Le Havre

Una utopía posible

¿Puede el cine obrar milagros? ¿Puede, como un curandero, tocarnos la mano y sanarnos el corazón? Los cuatro, cinco planos que clausuran Le Havre (2011), la última película de Aki Kaurismäki, son suficientes para demostrar que el cine se guía por la inspiración divina, que aplaude el triunfo de lo inexplicable, que abraza el misterio del mundo, que considera la felicidad como un acto de resistencia. Ese final maravilloso nos recuerda que el cine de Kaurismäki debe tanto a Chaplin -en especial al final de Luces de la ciudad (1931)- como a Bresson -el final de Pickpocket (1959). Es un final que hace justicia, que restituye la belleza que debiera tener la vida. Algo que, por otra parte, pretende toda la película: la inmigración es un macguffin para celebrar la solidaridad de los desfavorecidos, la bondad de los extraños, el suave sentimiento de comunidad que nos protege.
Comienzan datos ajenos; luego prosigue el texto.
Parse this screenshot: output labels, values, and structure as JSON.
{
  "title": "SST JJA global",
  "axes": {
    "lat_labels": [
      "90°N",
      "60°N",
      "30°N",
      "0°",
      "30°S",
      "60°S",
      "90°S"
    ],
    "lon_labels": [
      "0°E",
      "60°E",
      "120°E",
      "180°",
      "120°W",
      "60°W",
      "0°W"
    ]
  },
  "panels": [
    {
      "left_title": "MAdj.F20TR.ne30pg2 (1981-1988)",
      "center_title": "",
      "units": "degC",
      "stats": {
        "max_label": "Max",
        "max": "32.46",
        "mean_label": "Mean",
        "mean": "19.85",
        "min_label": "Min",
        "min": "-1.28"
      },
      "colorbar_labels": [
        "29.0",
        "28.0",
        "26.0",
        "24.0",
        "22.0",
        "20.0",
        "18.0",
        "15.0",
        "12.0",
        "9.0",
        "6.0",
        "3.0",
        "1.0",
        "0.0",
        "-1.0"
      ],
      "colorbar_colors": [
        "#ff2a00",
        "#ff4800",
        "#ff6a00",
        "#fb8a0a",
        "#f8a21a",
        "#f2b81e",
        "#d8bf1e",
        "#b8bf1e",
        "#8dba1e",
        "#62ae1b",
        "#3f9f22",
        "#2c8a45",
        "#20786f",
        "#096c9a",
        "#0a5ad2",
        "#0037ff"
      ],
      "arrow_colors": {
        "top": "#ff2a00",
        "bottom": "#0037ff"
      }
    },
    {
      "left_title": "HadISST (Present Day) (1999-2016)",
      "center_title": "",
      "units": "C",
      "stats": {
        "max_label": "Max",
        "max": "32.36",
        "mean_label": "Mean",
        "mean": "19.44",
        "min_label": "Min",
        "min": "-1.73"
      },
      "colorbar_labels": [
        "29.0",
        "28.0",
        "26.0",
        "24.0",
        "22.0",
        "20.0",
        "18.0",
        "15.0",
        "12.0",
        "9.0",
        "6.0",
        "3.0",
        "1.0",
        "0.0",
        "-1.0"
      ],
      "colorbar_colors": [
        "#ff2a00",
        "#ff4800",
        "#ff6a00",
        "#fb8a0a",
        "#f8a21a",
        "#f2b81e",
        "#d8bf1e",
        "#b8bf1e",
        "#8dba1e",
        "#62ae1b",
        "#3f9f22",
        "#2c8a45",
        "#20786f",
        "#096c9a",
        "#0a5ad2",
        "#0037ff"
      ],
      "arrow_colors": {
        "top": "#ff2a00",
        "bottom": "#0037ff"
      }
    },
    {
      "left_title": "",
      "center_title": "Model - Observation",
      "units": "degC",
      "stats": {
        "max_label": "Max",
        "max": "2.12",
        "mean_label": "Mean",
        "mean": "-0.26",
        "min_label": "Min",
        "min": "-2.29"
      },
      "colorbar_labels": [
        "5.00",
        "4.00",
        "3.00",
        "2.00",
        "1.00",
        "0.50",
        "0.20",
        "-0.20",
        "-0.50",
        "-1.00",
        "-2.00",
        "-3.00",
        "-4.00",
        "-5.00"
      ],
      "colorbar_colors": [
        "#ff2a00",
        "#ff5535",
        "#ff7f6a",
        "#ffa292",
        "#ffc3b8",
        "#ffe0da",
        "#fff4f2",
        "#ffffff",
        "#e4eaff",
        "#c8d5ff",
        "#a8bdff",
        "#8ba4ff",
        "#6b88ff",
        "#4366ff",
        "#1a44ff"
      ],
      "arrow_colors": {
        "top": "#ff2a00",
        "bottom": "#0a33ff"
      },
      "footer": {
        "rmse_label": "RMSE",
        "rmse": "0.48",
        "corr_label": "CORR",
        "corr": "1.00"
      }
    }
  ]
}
Le Havre es como Milagro en Milán (Miracolo a Milano, Vittorio de Sica, 1951), pero sin el blanco y negro y pasada por el tamiz de una sensibilidad francófona, que aspira a ser heredera del realismo poético de Marcel Carné sin perder pie en la distancia, a la vez cálida y escéptica, de alguien que ve la vida como una broma que hay que beberse de un trago. Podría acusarse a Kaurismäki de pisar terreno seguro, de regresar siempre a la patria que conoce mejor: el mismo trabajo con el color -desde los azules del decorado hasta los detalles rojos que le dan profundidad; el mismo montaje sintético; el mismo trabajo con la interpretación, entre emotiva y estupefacta; el mismo tipo de personaje (Marcel, el protagonista, se ha escapado de La vida de bohemia -1992-)… Sin embargo, hay una frescura en Le Havre, una vitalidad tragicómica que Kaurismäki toma prestada del cine clásico de los cuarenta y que, paradójicamente, le da a la película un aire indispensable de novedad -o de actualidad: después de todo, el telón de fondo es la Europa de la crisis económica, o la Francia de Sarkozy- respecto a su filmografía. En cierto modo, Le Havre no intenta otra cosa que reivindicar, bajo una mirada limpia y casi naïf, el cine con el que creció el siglo XX para combatir los intereses del poder, como si lo que está ocurriendo hoy en día fuera lo mismo que ocurrió en la Segunda Guerra Mundial, y el cine fuera el portavoz, iluso pero sincero, de un idealismo necesario, una utopía posible. Es entonces cuando Le Havre piensa en su dimensión política, e imagina que el cine aún puede hacer algo para cambiar el mundo. Puede, en fin, ayudarnos a soñar en ese cambio.